World’s 1st Just-in-Time Cloud DR (VMware Cloud)… Everything Techies Need to Know….

No, the title of this post isn’t a clickbait.

Organizations spend hundreds of thousands of dollars per year to keep Disaster Recovery (DR) datacenters operational while they wait for disaster to strike so they can realize that huge upfront and ongoing investment, but at the same time crossing fingers and hoping that the tragedy never happens. In many ways, DR datacenters are like insurance with huge upfront premiums.

Cloud DR where you only pay when needed has been an unfulfilled promise by all sorts of vendors, especially for those running applications on the VMware ecosystem.

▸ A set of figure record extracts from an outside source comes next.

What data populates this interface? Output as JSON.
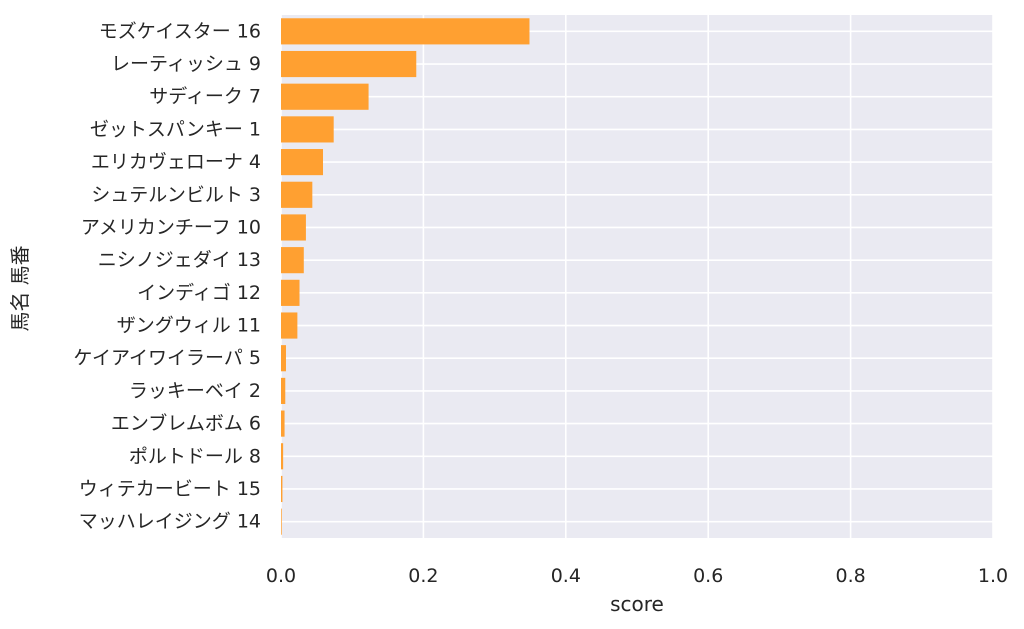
{
  "chart_data": {
    "type": "bar",
    "orientation": "horizontal",
    "categories": [
      "モズケイスター 16",
      "レーティッシュ 9",
      "サディーク 7",
      "ゼットスパンキー 1",
      "エリカヴェローナ 4",
      "シュテルンビルト 3",
      "アメリカンチーフ 10",
      "ニシノジェダイ 13",
      "インディゴ 12",
      "ザングウィル 11",
      "ケイアイワイラーパ 5",
      "ラッキーベイ 2",
      "エンブレムボム 6",
      "ポルトドール 8",
      "ウィテカービート 15",
      "マッハレイジング 14"
    ],
    "values": [
      0.349,
      0.19,
      0.123,
      0.074,
      0.059,
      0.044,
      0.035,
      0.032,
      0.026,
      0.023,
      0.007,
      0.006,
      0.005,
      0.003,
      0.002,
      0.001
    ],
    "xlabel": "score",
    "ylabel": "馬名 馬番",
    "xlim": [
      0,
      1.0
    ],
    "xticks": [
      "0.0",
      "0.2",
      "0.4",
      "0.6",
      "0.8",
      "1.0"
    ],
    "grid": true,
    "colors": {
      "bar": "#ffa031",
      "background": "#eaeaf2",
      "grid": "#ffffff"
    }
  }
}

There are just too many datacenter components that need to be in place before any IT organization could even start considering Cloud DR; things like networks, resource pools, folders, datastores, IP addresses, VM, replication, etc. Further, if the Cloud does not support VMware those VMs would need to be converted into a new disk format. And yes, it’s unbelievable that some vendors actually offer such VM conversions, and I’m not even going to get into how cumbersome these conversions really are.

However, even if VM and infrastructure conversions are successful and you have been able to successfully failover your entire datacenter, then you will need to start worrying about the failback process. How do you replicate all the changes back and how to do so in a way that your organization is not charged exorbitant egress costs for a full private datacenter re-seeding.

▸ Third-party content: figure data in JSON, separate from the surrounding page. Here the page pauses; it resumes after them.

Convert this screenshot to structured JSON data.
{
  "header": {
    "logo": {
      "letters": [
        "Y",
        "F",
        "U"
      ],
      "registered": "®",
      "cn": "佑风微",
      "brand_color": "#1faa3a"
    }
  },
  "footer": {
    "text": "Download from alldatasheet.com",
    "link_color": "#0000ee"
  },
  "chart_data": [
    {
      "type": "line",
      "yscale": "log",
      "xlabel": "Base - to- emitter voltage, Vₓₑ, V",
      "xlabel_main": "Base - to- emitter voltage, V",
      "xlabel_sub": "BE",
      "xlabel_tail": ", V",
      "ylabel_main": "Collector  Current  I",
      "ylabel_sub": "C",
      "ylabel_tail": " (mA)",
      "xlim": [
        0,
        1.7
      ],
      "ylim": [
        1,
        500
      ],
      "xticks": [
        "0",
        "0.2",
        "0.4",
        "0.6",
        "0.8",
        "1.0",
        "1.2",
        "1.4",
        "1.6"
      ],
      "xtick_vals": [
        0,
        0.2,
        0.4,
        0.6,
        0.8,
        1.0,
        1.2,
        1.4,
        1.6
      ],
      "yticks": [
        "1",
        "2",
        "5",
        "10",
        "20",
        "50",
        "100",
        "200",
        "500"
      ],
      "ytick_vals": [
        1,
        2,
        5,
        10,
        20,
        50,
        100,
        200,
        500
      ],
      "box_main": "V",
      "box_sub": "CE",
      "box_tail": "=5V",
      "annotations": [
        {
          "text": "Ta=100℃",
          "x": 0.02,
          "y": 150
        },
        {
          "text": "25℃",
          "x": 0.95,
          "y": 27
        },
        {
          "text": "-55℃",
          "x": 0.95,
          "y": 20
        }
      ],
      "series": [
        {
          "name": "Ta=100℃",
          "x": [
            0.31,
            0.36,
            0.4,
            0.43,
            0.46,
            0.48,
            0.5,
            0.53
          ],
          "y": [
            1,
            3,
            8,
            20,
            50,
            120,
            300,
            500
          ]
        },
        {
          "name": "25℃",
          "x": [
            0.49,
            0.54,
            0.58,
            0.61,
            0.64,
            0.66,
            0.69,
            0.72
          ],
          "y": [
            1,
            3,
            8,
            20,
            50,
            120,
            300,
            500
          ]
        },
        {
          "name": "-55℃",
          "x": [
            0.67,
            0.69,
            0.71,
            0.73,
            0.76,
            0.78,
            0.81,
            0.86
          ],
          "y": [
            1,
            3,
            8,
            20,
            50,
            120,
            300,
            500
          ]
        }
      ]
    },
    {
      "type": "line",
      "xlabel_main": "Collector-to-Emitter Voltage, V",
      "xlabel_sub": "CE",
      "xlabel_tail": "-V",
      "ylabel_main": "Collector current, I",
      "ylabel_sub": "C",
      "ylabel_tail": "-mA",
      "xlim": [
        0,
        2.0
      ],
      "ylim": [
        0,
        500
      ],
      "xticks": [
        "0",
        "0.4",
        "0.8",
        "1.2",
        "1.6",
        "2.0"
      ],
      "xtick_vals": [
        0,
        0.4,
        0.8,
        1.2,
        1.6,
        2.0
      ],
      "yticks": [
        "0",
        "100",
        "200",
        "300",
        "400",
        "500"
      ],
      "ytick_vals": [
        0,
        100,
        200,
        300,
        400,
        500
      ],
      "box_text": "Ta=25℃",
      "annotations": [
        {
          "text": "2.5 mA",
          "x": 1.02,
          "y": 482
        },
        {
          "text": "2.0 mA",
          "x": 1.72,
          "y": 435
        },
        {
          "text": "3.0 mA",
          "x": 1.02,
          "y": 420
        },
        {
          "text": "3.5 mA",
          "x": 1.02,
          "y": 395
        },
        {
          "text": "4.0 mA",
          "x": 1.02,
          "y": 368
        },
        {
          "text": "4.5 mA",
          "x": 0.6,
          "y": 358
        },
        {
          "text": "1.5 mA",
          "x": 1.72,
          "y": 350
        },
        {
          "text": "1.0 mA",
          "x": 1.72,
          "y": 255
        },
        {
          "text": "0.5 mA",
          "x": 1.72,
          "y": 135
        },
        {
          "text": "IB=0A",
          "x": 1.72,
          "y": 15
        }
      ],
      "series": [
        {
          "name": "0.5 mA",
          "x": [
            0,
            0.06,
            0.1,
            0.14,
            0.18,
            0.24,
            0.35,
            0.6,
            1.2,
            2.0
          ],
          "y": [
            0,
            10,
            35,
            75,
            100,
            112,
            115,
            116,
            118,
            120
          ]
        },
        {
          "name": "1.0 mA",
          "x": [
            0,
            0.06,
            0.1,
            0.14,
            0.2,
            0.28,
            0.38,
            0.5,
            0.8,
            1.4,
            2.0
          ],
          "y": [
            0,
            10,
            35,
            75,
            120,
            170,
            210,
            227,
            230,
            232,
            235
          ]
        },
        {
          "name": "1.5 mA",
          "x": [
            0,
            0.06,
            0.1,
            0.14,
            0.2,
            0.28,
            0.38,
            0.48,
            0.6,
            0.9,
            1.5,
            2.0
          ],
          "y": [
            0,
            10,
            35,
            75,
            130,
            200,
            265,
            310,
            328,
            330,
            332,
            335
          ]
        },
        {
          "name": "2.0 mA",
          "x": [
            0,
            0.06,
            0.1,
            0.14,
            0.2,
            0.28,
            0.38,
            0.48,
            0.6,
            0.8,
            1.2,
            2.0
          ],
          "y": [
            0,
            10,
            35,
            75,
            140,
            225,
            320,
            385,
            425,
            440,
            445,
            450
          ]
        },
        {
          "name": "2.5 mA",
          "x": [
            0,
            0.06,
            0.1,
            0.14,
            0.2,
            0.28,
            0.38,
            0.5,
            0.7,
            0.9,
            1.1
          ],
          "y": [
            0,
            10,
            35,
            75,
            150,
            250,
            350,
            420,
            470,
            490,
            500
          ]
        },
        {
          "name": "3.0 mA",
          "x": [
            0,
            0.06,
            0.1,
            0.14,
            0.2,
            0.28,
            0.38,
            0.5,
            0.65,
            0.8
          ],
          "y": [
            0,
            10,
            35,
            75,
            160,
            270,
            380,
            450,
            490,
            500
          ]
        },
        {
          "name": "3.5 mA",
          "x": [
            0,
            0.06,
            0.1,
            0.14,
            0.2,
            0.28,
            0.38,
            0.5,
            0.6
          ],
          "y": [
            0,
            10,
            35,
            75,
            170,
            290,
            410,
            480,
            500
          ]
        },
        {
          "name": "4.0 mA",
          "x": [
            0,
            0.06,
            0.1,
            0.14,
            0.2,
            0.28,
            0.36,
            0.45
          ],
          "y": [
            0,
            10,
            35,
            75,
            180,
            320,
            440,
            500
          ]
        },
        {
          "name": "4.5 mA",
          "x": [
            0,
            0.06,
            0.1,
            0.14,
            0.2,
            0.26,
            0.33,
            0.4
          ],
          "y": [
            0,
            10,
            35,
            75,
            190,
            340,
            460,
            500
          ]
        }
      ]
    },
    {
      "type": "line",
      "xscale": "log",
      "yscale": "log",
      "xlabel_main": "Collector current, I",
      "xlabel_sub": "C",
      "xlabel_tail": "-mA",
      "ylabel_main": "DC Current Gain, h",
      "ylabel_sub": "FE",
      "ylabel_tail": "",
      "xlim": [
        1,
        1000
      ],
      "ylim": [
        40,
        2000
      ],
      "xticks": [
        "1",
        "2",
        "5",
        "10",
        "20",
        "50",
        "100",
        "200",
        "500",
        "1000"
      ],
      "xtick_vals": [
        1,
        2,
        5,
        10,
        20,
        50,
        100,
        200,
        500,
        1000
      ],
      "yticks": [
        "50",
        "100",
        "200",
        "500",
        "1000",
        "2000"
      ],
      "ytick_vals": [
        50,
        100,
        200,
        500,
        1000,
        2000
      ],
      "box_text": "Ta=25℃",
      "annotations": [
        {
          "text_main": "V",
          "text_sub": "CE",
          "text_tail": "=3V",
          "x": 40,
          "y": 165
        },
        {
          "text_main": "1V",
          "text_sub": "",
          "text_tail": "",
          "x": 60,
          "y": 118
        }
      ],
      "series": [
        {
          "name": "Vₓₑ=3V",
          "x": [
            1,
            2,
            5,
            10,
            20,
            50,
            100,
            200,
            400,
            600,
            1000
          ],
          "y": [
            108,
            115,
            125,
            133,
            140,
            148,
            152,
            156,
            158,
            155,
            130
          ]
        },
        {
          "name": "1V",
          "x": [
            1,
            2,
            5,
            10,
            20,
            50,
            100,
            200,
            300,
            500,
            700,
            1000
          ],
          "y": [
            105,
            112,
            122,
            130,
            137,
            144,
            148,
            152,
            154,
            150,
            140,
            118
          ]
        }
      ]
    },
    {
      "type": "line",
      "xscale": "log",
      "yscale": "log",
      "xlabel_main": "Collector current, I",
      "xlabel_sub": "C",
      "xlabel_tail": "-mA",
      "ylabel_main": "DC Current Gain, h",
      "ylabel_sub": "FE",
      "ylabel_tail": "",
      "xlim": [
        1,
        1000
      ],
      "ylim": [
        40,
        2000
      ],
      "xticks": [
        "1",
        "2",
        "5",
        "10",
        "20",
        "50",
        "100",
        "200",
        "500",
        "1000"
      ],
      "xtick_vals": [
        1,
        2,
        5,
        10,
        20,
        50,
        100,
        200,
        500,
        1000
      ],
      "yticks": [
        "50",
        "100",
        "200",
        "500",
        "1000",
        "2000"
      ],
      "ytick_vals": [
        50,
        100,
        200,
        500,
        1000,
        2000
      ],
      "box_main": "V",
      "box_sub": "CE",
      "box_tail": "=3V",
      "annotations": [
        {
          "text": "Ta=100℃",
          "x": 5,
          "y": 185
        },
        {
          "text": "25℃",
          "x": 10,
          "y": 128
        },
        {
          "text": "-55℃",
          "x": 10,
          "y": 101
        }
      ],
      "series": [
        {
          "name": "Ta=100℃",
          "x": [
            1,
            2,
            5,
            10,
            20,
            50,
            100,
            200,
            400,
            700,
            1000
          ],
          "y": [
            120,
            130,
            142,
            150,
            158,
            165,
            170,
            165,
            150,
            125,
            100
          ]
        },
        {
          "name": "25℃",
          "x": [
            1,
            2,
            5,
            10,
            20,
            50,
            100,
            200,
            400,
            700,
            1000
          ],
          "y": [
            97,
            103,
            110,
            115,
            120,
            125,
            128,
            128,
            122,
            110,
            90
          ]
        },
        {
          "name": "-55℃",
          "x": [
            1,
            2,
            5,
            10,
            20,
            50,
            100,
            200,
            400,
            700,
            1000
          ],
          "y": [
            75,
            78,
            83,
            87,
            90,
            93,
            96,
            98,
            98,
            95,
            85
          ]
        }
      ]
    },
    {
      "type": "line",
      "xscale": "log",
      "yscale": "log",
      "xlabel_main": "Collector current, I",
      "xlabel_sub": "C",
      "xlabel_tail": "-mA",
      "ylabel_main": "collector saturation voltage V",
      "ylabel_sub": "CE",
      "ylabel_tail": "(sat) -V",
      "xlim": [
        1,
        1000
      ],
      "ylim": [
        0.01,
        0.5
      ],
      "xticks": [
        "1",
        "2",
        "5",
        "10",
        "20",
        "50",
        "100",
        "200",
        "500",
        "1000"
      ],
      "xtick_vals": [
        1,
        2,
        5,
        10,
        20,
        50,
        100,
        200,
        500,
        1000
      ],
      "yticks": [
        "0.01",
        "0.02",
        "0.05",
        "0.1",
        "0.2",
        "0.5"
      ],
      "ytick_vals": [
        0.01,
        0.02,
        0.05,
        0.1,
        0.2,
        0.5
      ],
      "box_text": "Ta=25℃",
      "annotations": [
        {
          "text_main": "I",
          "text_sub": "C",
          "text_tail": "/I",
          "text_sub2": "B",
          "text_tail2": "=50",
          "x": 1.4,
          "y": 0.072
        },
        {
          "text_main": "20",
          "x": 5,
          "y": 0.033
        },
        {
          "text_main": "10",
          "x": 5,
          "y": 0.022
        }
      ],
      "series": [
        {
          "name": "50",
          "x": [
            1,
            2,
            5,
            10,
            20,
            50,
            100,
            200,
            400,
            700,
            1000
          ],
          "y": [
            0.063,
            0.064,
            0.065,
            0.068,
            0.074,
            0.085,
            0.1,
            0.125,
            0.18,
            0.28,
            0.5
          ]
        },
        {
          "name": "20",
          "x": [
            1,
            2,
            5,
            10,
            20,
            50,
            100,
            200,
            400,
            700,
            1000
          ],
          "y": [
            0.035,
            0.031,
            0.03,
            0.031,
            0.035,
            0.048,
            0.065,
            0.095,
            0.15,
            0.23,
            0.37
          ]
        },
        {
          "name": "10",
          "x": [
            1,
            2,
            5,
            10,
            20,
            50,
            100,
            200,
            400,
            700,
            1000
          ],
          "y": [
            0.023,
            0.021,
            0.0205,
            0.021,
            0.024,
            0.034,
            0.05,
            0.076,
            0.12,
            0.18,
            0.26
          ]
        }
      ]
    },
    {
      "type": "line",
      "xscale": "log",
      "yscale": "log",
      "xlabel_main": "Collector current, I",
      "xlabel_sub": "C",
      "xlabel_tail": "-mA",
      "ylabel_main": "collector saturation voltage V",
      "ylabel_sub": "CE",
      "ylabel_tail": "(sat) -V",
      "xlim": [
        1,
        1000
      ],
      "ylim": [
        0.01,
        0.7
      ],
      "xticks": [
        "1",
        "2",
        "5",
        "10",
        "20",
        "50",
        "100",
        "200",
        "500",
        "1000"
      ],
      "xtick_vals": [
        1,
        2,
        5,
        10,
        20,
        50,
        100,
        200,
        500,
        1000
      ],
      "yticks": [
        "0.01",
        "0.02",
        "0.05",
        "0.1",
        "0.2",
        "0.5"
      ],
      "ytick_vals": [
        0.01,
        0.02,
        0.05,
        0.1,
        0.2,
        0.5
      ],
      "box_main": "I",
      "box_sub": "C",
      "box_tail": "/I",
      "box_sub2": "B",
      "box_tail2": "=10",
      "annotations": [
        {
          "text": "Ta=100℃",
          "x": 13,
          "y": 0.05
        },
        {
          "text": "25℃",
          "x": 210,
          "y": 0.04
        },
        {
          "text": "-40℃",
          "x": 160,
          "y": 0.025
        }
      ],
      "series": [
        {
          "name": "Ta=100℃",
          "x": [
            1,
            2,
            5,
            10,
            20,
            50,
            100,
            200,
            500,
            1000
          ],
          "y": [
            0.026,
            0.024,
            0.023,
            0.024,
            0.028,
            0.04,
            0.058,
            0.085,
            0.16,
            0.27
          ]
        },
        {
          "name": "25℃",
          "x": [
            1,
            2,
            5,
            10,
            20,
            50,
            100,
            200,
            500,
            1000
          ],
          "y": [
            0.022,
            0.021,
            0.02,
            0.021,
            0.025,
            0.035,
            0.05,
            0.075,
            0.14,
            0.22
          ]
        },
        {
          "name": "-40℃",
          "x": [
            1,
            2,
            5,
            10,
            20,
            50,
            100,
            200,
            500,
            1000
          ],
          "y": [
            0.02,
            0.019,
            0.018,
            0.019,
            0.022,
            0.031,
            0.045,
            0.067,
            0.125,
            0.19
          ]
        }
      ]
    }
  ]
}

Cloud DR with VM Conversion and no Failback are akin to Helicopters with Ejection Seats. Good Luck!

Honestly, there are just so many things that could go wrong in this process that most IT organizations would not even dare to start thinking about the cloud as a way to eliminate DR costs.

How wonderful would be if VMware workloads could reliably use the VMware Cloud on AWS for DR? Datrium is announcing today a groundbreaking new service and another piece of the Automatrix platform.

DRaaS, or DR-as-a-Service.

At a high-level DRaaS if a complete DR solution offered as a subscription that leverages the VMware Cloud and native Datrium cloud-based backups to deliver a fully-orchestrated low cost, low RPO and lower RTO disaster recovery for the VMware ecosystem. Ok, there’s a lot to unpack here.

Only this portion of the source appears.